We propose a novel framework, namely 3D Generative Adversarial Network (3D-GAN), which generates 3D objects from a probabilistic space by leveraging recent advances in volumetric convolutional networks and generative adversarial nets. The benefits of our model are three-fold: first, the use of an adversarial criterion, instead of traditional heuristic criteria, enables the generator to capture object structure implicitly and to synthesize high-quality 3D objects; second, the generator establishes a mapping from a low-dimensional probabilistic space to the space of 3D objects; third, the adversarial discriminator provides a powerful 3D shape descriptor which, learned without supervision, has wide applications in 3D object recognition.

All code related to this blog post can be found at: meetps/tf-3dgan

Sample Voxels Generated from the 3D-GAN by authors

Architecture

The architecture of 3D-GAN is very intuitive with the generator consisting of deconvolutions that upsample a high-channeled input feature map to a lower channeled output feature map, and the discriminator just mirrors the generator but consists of strided convolutions. One point to note is that there is not a single fully connected layer in the network, nor at the generator-start nor at discriminator ending. It is fully convolutional in its true sense.

The generator of 3D Generative Adversarial Network (3D-GAN)

Data

The data (available only in cube_length=32) can be found on the Princeton's ShapeNet Website.

Download and extract the data and change the path appropriately in dataIO.py. The 3D-GAN takes a volume with cube_length=64, so I've included the upsampling method in the dataIO.py.

Training

Training the 3D-GAN is a non-trivial task, especially if you don't know the exact hyperparameters and tricks. I used tricks from Soumith's ganhacks repo. I faced a lot of problems during the training, the hyperparameters you see in the code are finetuned for best results, change them at your own peril.

Here's a bunch of things [with observations] I tried until I got to unleash the beast:

Changed the loss of generator to be max(log(D_z)) instead of min(log(1-Dz)) as former has vanishing gradients [better numerical convergence of loss]
Used sampling from Gaussian (0, 0.33) instead of uniform sampling [Faster convergence and better object generation]
Increased the learning rate of discriminator to 10e-3 [Generator is unable to cope up and discriminator accuracy reaches near 100%]
Autoencoder: Pretraining [Autoencoder converges to trivial solution (i.e all voxels have values near 0.5) with box-like artifacts]
Autoencoder: Adding L2 loss of weights to autoencoder [No Change]
Autoencoder: Attempted changing the optimizer from Adam to RMSProp [No change]
Autoencoder: Clipped the values below 0.5 to zero and above 0.5 to 1 forcing the network to stop reaching trivial solution [Some non-zero voxels are now visible near desired locations, but there is little or no similarity in structure to a chair]

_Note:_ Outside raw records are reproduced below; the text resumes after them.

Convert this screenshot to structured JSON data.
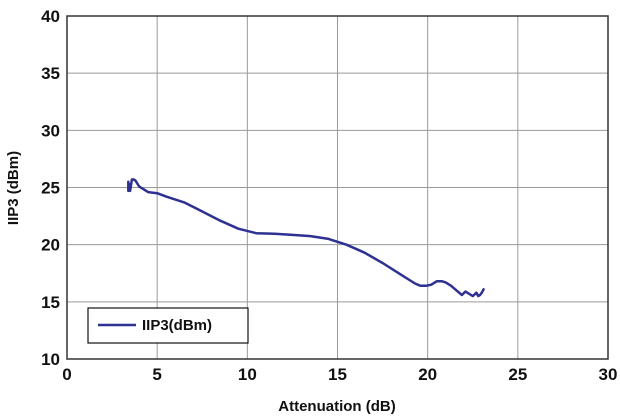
{
  "chart_data": {
    "type": "line",
    "title": "",
    "xlabel": "Attenuation (dB)",
    "ylabel": "IIP3 (dBm)",
    "xlim": [
      0,
      30
    ],
    "ylim": [
      10,
      40
    ],
    "x_ticks": [
      "0",
      "5",
      "10",
      "15",
      "20",
      "25",
      "30"
    ],
    "y_ticks": [
      "10",
      "15",
      "20",
      "25",
      "30",
      "35",
      "40"
    ],
    "grid": true,
    "legend_position": "bottom-left",
    "series": [
      {
        "name": "IIP3(dBm)",
        "color": "#2e3192",
        "x": [
          3.4,
          3.4,
          3.5,
          3.5,
          3.6,
          3.7,
          3.8,
          4.0,
          4.5,
          5.0,
          5.5,
          6.5,
          7.5,
          8.5,
          9.5,
          10.5,
          11.5,
          12.5,
          13.5,
          14.5,
          15.5,
          16.5,
          17.5,
          18.5,
          19.3,
          19.6,
          19.9,
          20.2,
          20.5,
          20.8,
          21.0,
          21.3,
          21.6,
          21.9,
          22.1,
          22.3,
          22.5,
          22.7,
          22.8,
          22.9,
          23.0,
          23.1
        ],
        "y": [
          25.5,
          24.7,
          25.3,
          24.7,
          25.7,
          25.7,
          25.6,
          25.1,
          24.6,
          24.5,
          24.2,
          23.7,
          22.9,
          22.1,
          21.4,
          21.0,
          20.95,
          20.85,
          20.75,
          20.5,
          20.0,
          19.3,
          18.4,
          17.4,
          16.6,
          16.4,
          16.4,
          16.5,
          16.8,
          16.8,
          16.7,
          16.4,
          16.0,
          15.6,
          15.9,
          15.7,
          15.5,
          15.8,
          15.5,
          15.6,
          15.8,
          16.1
        ]
      }
    ]
  }
}
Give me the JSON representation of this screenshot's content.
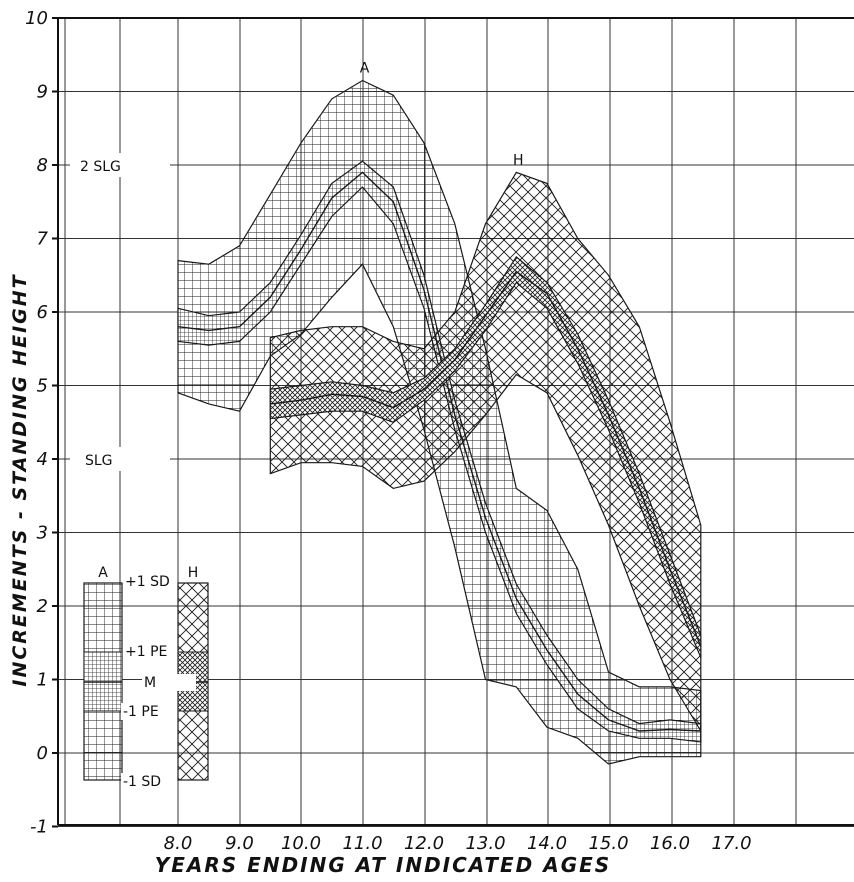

Training the 3dgan_mit_biasfree.py for about 20000 batches and you'll be good to go.

Variants

As mentioned above I tried several things and variants of the 3D-GAN, I've made separate files for each of them, briefly summarized as:

File	Description
`3dgan_mit_biasfree.py`	3dgan as mentioned in the paper, with same hyperparams.
`3dgan.py`	Baseline 3dgan with fully connected layer at end of discriminator.
`3dgan_mit.py`	3dgan as mentioned in the paper with bias in convolutional layers.
`3dgan_autoencoder.py`	3dgan with support for autoencoder based pre-training.
`3dgan_feature_matching.py`	3dgan with additional loss of feature matching of last layers.
`dataIO.py`	Data input output and plotting utilities.
`utils.py`	TensorFlow utils like leaky_relu and batch_norm layer.

Generation and Visualization

It's important to visualize the results as the network trains. I used visdom (fantastic work by FAIR). I personally prefer visdom over tensorboard as it's very easy to use with a sleek interface unlike the complex tensorboard. Visdom also supports visualizing 3D Volumes with plotly!